Infinite Jest by David Foster Wallace (1996)
Page count: 1,104
What it’s about: Set in a future North America, the plot ‘focuses’ on a halfway house for addicts, a tennis academy and an attack by separatists from Quebec, wrapped up with famously sprawling footnotes. Wallace was only 33 when he wrote it.
Why read it: “It’s completely bananas,” says Winder. “There’s no way of describing it accurately. It’s very, very funny. Wallace was an incredibly good tennis player, but it’s not a book about tennis. It’s a kind of excuse to write about pathological behaviour. He was a charismatic and amusing guy.”
First line: I am seated in an office, surrounded by heads and bodies.

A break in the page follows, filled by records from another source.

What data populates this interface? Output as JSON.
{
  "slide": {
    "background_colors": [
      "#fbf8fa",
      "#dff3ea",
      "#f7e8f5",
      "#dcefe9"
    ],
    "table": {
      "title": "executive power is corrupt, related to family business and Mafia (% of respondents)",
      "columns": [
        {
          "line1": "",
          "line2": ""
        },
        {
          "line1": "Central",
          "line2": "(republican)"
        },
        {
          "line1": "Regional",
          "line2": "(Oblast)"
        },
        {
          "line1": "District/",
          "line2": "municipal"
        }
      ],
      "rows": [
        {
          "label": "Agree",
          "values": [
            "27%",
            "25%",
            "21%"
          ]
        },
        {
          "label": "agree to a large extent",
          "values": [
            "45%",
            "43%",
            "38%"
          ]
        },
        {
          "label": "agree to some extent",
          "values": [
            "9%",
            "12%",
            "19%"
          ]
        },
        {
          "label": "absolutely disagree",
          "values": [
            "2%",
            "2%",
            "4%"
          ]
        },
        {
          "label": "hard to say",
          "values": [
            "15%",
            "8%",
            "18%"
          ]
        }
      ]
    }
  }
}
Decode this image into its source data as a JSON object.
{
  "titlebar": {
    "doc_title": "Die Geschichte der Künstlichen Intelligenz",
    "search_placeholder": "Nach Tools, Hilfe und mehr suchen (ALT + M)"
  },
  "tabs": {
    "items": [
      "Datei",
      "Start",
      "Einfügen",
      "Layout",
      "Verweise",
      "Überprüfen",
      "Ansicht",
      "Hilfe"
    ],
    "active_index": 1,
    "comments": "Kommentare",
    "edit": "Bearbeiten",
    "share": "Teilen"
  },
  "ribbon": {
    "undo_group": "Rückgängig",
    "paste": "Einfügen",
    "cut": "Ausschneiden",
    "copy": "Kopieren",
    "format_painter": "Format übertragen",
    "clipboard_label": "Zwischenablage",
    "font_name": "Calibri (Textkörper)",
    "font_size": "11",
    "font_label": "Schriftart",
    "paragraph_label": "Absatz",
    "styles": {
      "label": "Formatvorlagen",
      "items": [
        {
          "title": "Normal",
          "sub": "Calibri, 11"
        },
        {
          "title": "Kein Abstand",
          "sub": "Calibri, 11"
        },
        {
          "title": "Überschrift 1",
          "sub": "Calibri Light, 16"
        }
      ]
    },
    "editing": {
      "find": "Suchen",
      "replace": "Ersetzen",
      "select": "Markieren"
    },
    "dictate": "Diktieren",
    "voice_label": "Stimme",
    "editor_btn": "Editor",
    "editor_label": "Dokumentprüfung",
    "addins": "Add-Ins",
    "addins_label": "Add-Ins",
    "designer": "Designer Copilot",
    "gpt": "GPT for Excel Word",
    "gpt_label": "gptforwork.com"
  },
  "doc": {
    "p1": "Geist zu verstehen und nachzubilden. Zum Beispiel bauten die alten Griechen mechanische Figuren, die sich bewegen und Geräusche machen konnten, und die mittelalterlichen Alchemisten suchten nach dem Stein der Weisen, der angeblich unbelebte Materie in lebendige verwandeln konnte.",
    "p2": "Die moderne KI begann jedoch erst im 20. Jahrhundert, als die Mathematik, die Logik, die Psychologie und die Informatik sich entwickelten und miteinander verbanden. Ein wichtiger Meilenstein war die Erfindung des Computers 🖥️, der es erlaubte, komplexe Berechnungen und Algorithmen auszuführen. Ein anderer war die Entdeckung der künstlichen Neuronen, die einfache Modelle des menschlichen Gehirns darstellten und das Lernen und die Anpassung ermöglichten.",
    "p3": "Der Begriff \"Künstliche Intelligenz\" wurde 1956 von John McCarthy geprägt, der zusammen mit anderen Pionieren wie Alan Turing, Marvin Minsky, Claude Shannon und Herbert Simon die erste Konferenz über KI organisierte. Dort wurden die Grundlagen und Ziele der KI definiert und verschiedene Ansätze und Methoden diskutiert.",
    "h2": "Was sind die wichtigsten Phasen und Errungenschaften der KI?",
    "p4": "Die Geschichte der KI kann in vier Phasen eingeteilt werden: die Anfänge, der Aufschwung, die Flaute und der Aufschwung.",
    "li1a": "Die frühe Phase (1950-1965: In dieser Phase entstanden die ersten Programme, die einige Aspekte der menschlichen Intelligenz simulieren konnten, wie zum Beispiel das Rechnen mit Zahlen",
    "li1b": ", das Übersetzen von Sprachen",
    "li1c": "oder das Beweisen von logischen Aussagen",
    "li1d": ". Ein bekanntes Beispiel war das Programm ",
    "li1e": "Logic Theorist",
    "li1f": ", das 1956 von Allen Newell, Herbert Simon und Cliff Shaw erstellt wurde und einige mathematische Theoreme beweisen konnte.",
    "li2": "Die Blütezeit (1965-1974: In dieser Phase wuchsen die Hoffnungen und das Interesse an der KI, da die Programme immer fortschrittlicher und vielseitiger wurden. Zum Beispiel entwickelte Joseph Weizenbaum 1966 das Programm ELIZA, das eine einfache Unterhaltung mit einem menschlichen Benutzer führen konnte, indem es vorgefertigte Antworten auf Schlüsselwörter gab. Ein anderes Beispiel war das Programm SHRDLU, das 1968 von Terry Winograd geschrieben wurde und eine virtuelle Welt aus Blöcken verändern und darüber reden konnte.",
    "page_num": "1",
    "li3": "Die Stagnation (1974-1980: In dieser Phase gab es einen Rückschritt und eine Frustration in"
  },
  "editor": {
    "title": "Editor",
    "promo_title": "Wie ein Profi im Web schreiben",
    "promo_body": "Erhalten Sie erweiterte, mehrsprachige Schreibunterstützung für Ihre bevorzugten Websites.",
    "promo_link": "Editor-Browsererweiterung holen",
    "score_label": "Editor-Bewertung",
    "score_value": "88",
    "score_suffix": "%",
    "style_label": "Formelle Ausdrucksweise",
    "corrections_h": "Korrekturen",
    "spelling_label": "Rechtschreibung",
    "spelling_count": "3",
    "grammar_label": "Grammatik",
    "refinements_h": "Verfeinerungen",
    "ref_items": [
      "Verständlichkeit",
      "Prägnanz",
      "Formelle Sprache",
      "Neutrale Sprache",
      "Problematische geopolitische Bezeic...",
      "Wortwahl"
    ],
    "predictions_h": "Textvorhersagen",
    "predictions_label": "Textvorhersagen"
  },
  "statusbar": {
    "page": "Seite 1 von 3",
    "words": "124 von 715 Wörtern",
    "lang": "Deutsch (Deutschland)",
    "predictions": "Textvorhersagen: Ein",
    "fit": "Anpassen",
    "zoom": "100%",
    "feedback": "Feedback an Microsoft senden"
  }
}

Remembrance of Things Past by Marcel Proust (1927)
Page count: 2,656 (Parts I & II)
What it’s about: A narrator reflects on his life and tries to understand it. One of the longest novels ever written, it took Proust more than a decade to complete.
Why read it: “I read it in my twenties when I was living in Australia,” says Self. “The contrast between the etiolated manners of the Faubourg Saint-Germain and the barfing and boozing around me was salutary, to say the least. Page length sentences din into the growing brain the complex stratigraphy of human culture and psychology, but — and here’s the pay-off — it’s laugh-out-loud funny.”
First line: For a long time I used to go to bed early.
The Age of Extremes: The Short Twentieth Century, 1914–1991 by Eric Hobsbawm (1994)
Page count: 640
What it’s about: A history of the world from 1914 to the collapse of the Soviet Union in three phases.
Why read it: “This should be a set read for anyone in public office,” says Ruppin. “The look at humanity’s progress to enlightenment addresses issues beyond modern political discourse.”
First line: On the 28 June 1992 President Mitterrand of France made a sudden, unannounced and unexpected appearance in Sarajevo, already the centre of a Balkan war that was to cost many thousands of lives during the remainder of the year.